As a facilitator, you are going to run into problems in almost any group. So when do you address issues offline "backchannel" (privately) and when do you do it "in front of the group" (publically)? Here are some *very general* things I consider when thinking about back channel or "front of the house." When applying them, they must be filtered through the information of a group's purpose, norms and make up. Consider the cultural context -- in some settings, questioning authority is not acceptable behavior and will influence your intervention strategy.

Working behind the scenes

  • If a member is violating stated community or group guidelines I send a back channel reminder of the guidelines after the first violation.
  • If another community member expresses concern in back channel, I start by trying to clarify the situation via email. This can save face for the member in question as well as for the host/facilitator. Often it is an issue of interpretation.
  • Sometimes a little message saying "just ignore the other person" to the aggrieved party in back channel will solve the whole thing. This also does not give online attention to the person who is acting out.
  • If the complaint was posted publicly, I will still check it out back channel if I can do that quickly. Then respond online.
  • If I am responding to a request/complaint from another community member, I ask them if they have tried to resolve the issue with the person in question first. If they have, I advise them that I'm looking into the situation. This is to make the issue "visible," and say "yes, I heard!" When people feel unheard, they may escalate a situation.
  • If the person doing the questionable thing does not respond to email and continues the behavior, I go front of house...
  • If the person doing the questionable thing is clearly seeking attention, back channel is good... does not feed their attention cravings.

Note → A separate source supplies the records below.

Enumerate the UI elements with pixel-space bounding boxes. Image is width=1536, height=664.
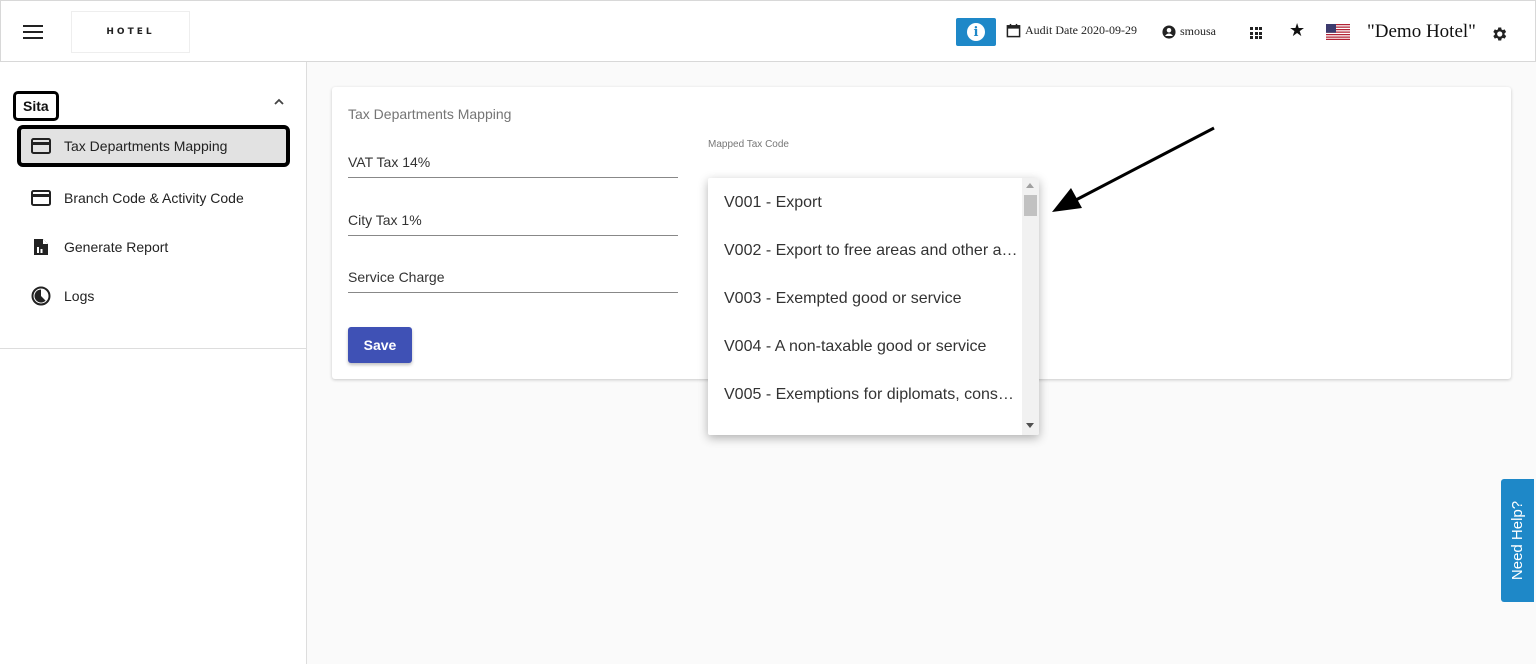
city-tax-field: City Tax 1% [348,206,678,236]
dropdown-option[interactable]: V004 - A non-taxable good or service [708,323,1021,371]
service-charge-field: Service Charge [348,263,678,293]
apps-grid-icon[interactable] [1250,27,1262,39]
gear-icon[interactable] [1490,25,1508,43]
us-flag-icon[interactable] [1326,24,1350,40]
sidebar-item-tax-departments-mapping[interactable]: Tax Departments Mapping [17,125,290,167]
audit-date-label: Audit Date 2020-09-29 [1025,23,1137,37]
audit-date: Audit Date 2020-09-29 [1006,23,1137,38]
sidebar-item-generate-report[interactable]: Generate Report [17,226,290,268]
document-icon [31,237,51,257]
hotel-logo: HOTEL [71,11,190,53]
sidebar-item-label: Branch Code & Activity Code [64,190,244,206]
save-button[interactable]: Save [348,327,412,363]
pie-chart-icon [31,286,51,306]
dropdown-scrollbar[interactable] [1022,178,1039,435]
vat-tax-field: VAT Tax 14% [348,148,678,178]
sidebar-item-branch-code[interactable]: Branch Code & Activity Code [17,177,290,219]
sidebar-item-logs[interactable]: Logs [17,275,290,317]
scroll-down-arrow-icon[interactable] [1026,423,1034,428]
sidebar: Sita Tax Departments Mapping Branch Code… [0,62,307,664]
dropdown-option[interactable]: V002 - Export to free areas and other ar… [708,227,1021,275]
credit-card-icon [31,188,51,208]
chevron-up-icon[interactable] [272,95,286,109]
sidebar-item-label: Logs [64,288,95,304]
star-icon[interactable]: ★ [1289,21,1305,39]
need-help-button[interactable]: Need Help? [1501,479,1534,602]
mapped-tax-code-dropdown[interactable]: V001 - Export V002 - Export to free area… [708,178,1039,435]
card-title: Tax Departments Mapping [348,106,512,122]
sidebar-divider [0,348,306,349]
sidebar-item-label: Tax Departments Mapping [64,138,228,154]
hamburger-menu-icon[interactable] [23,25,43,39]
dropdown-option[interactable]: V005 - Exemptions for diplomats, consula… [708,371,1021,419]
sidebar-section-heading[interactable]: Sita [13,91,59,121]
calendar-icon [1006,23,1021,38]
dropdown-option[interactable]: V001 - Export [708,179,1021,227]
scroll-up-arrow-icon[interactable] [1026,183,1034,188]
credit-card-icon [31,136,51,156]
scroll-thumb[interactable] [1024,195,1037,216]
sidebar-item-label: Generate Report [64,239,169,255]
need-help-label: Need Help? [1509,500,1526,581]
mapped-tax-code-label: Mapped Tax Code [708,139,789,150]
info-icon: i [967,23,985,41]
user-menu[interactable]: smousa [1162,24,1216,39]
hotel-name[interactable]: "Demo Hotel" [1367,21,1476,43]
username: smousa [1180,24,1216,38]
top-header: HOTEL i Audit Date 2020-09-29 smousa ★ "… [0,0,1536,62]
dropdown-option[interactable]: V003 - Exempted good or service [708,275,1021,323]
user-circle-icon [1162,24,1176,39]
annotation-arrow-icon [1052,126,1215,212]
info-button[interactable]: i [956,18,996,46]
logo-text: HOTEL [106,27,155,37]
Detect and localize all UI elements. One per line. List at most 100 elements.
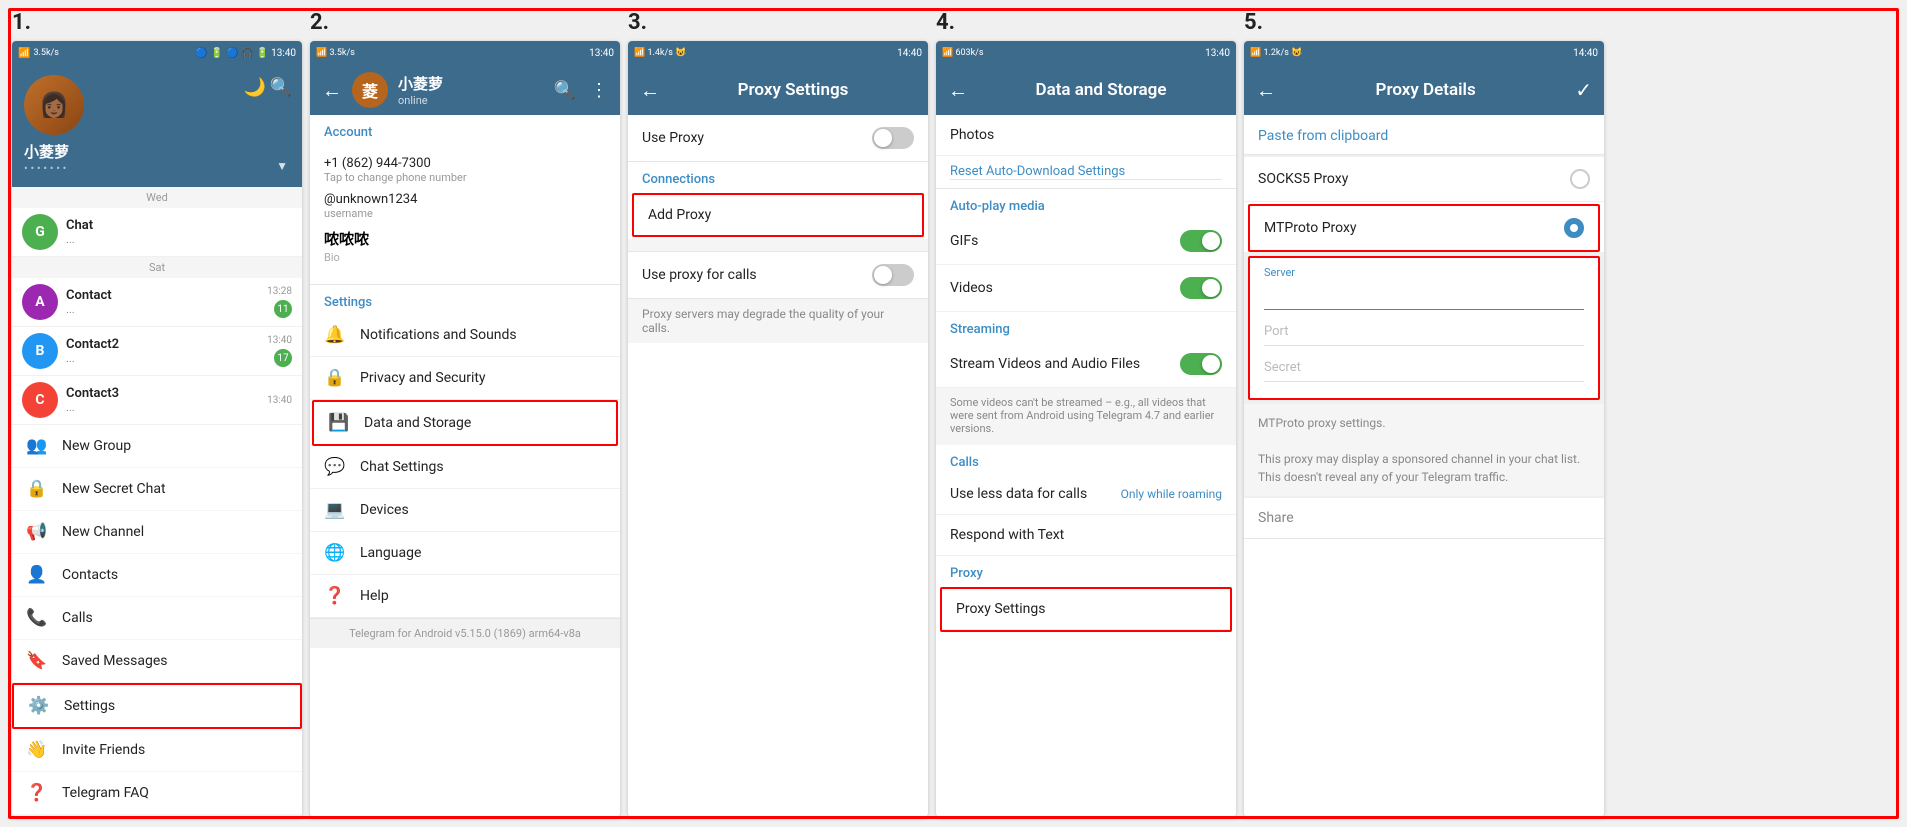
use-proxy-calls-row: Use proxy for calls <box>628 251 928 299</box>
less-data-item: Use less data for calls Only while roami… <box>936 474 1236 515</box>
paste-from-clipboard-row[interactable]: Paste from clipboard <box>1244 115 1604 155</box>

Sometimes people are just looking for attention. Try and help them get attention for positive behavior instead.
  • If I'm not sure I'm interpreting things clearly, I'll go back channel to a co-facilitator or a trusted member to get another POV. This is VERY helpful. I can judge too quickly sometimes... ;-)

Working 'live' in front of the community

  • Some communities value knowing what is going on so "in front of the house" is a norm.
  • Some communities are simply less trusting of "behind the scenes" interventions -- so out front whenever possible.
  • When working a problem in front of the community, it may feel as if you are working "without a net." You are! So be humble!
  • The stakes increase as people's reputations are on the line.
  • If problems are to be resolved in public, clear resolution procedures help. If there is no procedure, offer one before starting the intervention. Tell them what you propose. Then do it.
  • Isolate - handle conflict or issue resolution in a different topic -- in other words, take the flames to a conflict resolution "space" and let the rest of the folks get on with their conversation.
  • Don't make the process center stage unless that is what your group is all about.
  • Restate the problem as neutrally as possible.
  • Measure it against any community rules or norms, if applicable.
  • When it is over, keep it "over" -- get the conversation back on track ASAP!